Updated by Junxiao Shi over 9 years ago
ContentStore index requires an ordered container type. Currently std::set
is chosen. It's benchmarked to be faster than Ilya's skip list.
Note that ContentStore isn't attached to NameTree.
Updated by Haowei Yuan over 9 years ago
- % Done changed from 40 to 60
The std::unordered_map
supports customized hash function, and a equal_to
predicate can be provided to determine if two keys match. As a result, it seems possible to use std::unordered_map
to achieve hash table functions. However, I have noticed two performance related issues so far.
lookup()
The name tree lookup keys are the name prefix strings. To accelerate lookup, in the current hash table implementation, each hash table entry stores the full hash value, and string matching is required only if the hash values match.

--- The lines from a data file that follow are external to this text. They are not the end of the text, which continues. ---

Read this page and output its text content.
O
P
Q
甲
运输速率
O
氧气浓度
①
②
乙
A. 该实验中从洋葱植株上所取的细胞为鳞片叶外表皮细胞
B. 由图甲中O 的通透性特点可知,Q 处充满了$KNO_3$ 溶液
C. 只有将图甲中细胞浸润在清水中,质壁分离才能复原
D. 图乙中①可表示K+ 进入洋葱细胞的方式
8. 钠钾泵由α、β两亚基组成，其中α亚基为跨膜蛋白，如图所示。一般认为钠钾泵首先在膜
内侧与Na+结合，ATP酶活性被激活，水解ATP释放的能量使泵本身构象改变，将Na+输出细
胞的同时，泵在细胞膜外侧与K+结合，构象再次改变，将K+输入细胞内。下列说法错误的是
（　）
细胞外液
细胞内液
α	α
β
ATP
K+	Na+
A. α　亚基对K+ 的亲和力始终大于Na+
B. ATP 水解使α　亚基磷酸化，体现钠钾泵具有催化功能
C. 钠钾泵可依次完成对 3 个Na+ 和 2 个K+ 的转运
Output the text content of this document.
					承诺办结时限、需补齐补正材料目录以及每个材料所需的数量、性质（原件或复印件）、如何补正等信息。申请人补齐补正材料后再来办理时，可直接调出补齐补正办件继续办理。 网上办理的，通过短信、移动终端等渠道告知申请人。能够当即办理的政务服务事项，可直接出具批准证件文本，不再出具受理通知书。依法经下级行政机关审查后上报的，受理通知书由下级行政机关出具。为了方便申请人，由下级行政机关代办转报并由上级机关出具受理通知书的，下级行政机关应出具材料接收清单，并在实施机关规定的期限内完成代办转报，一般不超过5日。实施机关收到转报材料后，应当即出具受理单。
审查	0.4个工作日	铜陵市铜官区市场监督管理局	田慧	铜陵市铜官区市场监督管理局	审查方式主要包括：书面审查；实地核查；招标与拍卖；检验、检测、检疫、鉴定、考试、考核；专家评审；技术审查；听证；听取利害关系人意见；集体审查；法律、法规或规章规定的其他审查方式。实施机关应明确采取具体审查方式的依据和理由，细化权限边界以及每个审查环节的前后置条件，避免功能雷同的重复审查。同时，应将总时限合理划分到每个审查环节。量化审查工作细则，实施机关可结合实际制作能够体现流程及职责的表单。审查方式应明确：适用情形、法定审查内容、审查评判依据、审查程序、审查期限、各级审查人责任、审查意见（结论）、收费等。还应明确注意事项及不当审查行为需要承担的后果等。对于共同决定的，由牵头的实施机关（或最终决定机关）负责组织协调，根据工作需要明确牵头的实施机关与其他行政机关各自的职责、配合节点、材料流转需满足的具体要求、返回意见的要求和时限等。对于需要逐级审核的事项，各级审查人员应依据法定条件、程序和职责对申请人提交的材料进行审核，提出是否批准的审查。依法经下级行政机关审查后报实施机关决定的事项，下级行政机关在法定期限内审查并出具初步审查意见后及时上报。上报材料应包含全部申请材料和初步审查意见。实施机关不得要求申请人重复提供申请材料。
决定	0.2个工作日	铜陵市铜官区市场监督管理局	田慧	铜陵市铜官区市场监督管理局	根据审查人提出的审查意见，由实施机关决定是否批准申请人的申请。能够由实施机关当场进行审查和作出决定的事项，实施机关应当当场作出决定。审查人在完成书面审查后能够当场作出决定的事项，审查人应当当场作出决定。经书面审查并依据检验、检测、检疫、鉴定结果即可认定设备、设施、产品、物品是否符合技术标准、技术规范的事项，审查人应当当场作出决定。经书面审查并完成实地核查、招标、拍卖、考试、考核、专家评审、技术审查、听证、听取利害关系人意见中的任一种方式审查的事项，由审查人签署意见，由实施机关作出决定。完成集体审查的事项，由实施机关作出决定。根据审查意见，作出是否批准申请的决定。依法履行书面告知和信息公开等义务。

It is not clear if the same optimization can be supported by std::unordered_map
. For instance, to use the equal_to
predicate, we could customize a key structure that contains both the hash value and the key. However, during a lookup, the hash value needs to be computed before calling the unordered_map.find()
function, which wastes CPU cycles as the hash values would essentially be computed twice.
The following is an example using a customized key (original link: http://stackoverflow.com/questions/17016175/c-unordered-map-using-a-custom-class-type-as-the-key)
struct Key
{
std::string first;
std::string second;
int third;
bool operator==(const Key &other) const
{ return (first == other.first
&& second == other.second
&& third == other.third);
}
};
int main()
{
std::unordered_map<Key,std::string> m6 = {
{ {"John", "Doe", 12}, "example"},
{ {"Mary", "Sue", 21}, "another"}
};
}
- Hash table
resize()
The other benefit of storing hash values in the hash table is that, during resize()
, we don't need to recompute the hash values.
The std::unordered_map
rehash()
function would require rehash all the items stored in the hash table. When the table size is large, the rehash()
function may take considerable amount of time. So far, I have not found alternative methods for rehash().
I will continue exploring ways to accelerate lookup()
and resize()
. Please let me know if you are aware of any alternative methods.
Updated by Junxiao Shi over 9 years ago
during a lookup, the hash value needs to be computed before calling the
unordered_map.find()
function, which wastes CPU cycles as the hash values would essentially be computed twice
I don't understand this statement.
Consider the following key type:
class Key
{
public:
// implicit conversion from Name
Key(const Name& name)
: hash(std::hash<Name>()(name))
, m_name(name)
{
}
// implicit conversion to Name
operator Name()
{
return m_name;
}
public:
const size_t hash;
private:
const Name m_name;
};
namespace std {
template<>
inline size_t
hash<Key>::operator()(const Key& key)
{
return key.hash;
}
} // namespace std
When doing a lookup, NameTree constructs a Key
instance which involves one Name hash computation (call std::hash<Name>::operator()
).
There's no more Name hash computation inside the unordered_map
.
During a rehash, there is no Name hash computation, because std::hash<Key>::operator()
never invokes Name hash computation.
Updated by Haowei Yuan over 9 years ago
Thank you, Junxiao, this is very helpful.
I will try to go though the required functions with this Key structure, and see if all of them can be supported.
Updated by Davide Pesavento about 9 years ago
- Target version changed from v0.3 to v0.5
any news here?
Updated by Haowei Yuan about 9 years ago
Davide Pesavento wrote:
any news here?
Not much recently, I will post some progress soon.
Updated by Haowei Yuan almost 9 years ago
I will write some code to verify all the existing functions can be supported this week, and estimate how much work will be involved if we decide to take this direction.
Updated by Junxiao Shi over 8 years ago
- Status changed from In Progress to Abandoned
20160526 call decides to abandon this task, because there's no evidence that Haowei's hash table implementation has bugs, and switching to STL is likely to worsen performance.